Extrapolated Proximal Subgradient Algorithms for Nonconvex and Nonsmooth Fractional Programs

In this paper, we consider a broad class of nonsmooth and nonconvex fractional programs, where the numerator can be written as the sum of a continuously differentiable convex function whose gradient is Lipschitz continuous and a proper lower semicontinuous (possibly nonconvex) function, and the denominator is weakly convex over the constraint set. This model problem includes the composite optimization problems studied extensively lately, and encompasses many important modern fractional optimization problems arising from diverse areas such as the recently proposed scale invariant sparse signal reconstruction problem in signal processing. We propose a proximal subgradient algorithm with extrapolations for solving this optimization model and show that the iterated sequence generated by the algorithm is bounded and any of its limit points is a stationary point of the model problem.

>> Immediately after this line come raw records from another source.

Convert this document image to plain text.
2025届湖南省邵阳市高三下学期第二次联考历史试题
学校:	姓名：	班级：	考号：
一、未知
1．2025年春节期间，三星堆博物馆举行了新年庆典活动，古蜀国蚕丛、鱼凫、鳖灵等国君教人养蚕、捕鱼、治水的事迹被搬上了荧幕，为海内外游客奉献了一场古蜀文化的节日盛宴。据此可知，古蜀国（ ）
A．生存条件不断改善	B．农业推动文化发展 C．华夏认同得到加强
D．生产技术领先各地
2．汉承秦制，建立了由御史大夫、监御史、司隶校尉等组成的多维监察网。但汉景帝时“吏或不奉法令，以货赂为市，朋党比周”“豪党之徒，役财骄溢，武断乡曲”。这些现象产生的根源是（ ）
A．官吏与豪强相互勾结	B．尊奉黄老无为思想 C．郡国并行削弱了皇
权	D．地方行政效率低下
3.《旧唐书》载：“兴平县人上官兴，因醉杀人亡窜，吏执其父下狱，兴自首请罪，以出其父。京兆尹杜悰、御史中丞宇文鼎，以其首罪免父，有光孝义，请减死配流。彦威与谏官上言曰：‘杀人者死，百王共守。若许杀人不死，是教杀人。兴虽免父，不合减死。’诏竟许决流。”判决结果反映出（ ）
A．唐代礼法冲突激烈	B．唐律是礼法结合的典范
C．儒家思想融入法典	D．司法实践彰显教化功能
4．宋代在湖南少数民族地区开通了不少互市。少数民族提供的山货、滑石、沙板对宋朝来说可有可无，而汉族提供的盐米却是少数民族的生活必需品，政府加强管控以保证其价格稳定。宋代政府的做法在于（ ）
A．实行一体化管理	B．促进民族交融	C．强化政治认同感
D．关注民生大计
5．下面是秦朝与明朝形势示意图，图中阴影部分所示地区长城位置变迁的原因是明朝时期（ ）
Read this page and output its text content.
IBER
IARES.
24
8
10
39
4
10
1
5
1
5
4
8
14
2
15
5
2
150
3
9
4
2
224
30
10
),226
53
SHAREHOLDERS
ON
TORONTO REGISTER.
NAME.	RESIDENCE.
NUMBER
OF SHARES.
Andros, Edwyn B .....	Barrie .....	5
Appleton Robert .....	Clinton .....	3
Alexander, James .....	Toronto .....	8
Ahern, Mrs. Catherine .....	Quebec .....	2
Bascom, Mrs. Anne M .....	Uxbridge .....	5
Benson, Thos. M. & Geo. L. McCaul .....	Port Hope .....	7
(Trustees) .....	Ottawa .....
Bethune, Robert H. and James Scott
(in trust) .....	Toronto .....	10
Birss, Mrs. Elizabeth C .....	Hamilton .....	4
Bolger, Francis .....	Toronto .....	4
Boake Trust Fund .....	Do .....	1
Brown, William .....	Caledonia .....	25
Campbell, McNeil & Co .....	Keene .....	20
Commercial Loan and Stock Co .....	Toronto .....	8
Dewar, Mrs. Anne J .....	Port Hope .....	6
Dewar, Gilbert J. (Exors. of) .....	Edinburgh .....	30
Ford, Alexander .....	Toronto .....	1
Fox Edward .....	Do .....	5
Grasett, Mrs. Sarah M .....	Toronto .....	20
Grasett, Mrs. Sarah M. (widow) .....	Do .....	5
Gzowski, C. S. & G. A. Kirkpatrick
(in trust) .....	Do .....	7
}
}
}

The choice of our extrapolation parameter is flexible and includes the popular extrapolation parameter adopted in the restarted Fast Iterative Shrinking-Threshold Algorithm (FISTA). By providing a unified analysis framework of descent methods, we establish the convergence of the full sequence under the assumption that a suitable merit function satisfies the Kurdyka--{\L}ojasiewicz (KL) property. In particular, our algorithm exhibits linear convergence for the scale invariant sparse signal reconstruction problem and the Rayleigh quotient problem over spherical constraint. In the case where the denominator is the maximum of finitely many continuously differentiable weakly convex functions, we also propose an enhanced extrapolated proximal subgradient algorithm with guaranteed convergence to a stronger notion of stationary points of the model problem. Finally, we illustrate the proposed methods by both analytical and simulated numerical examples.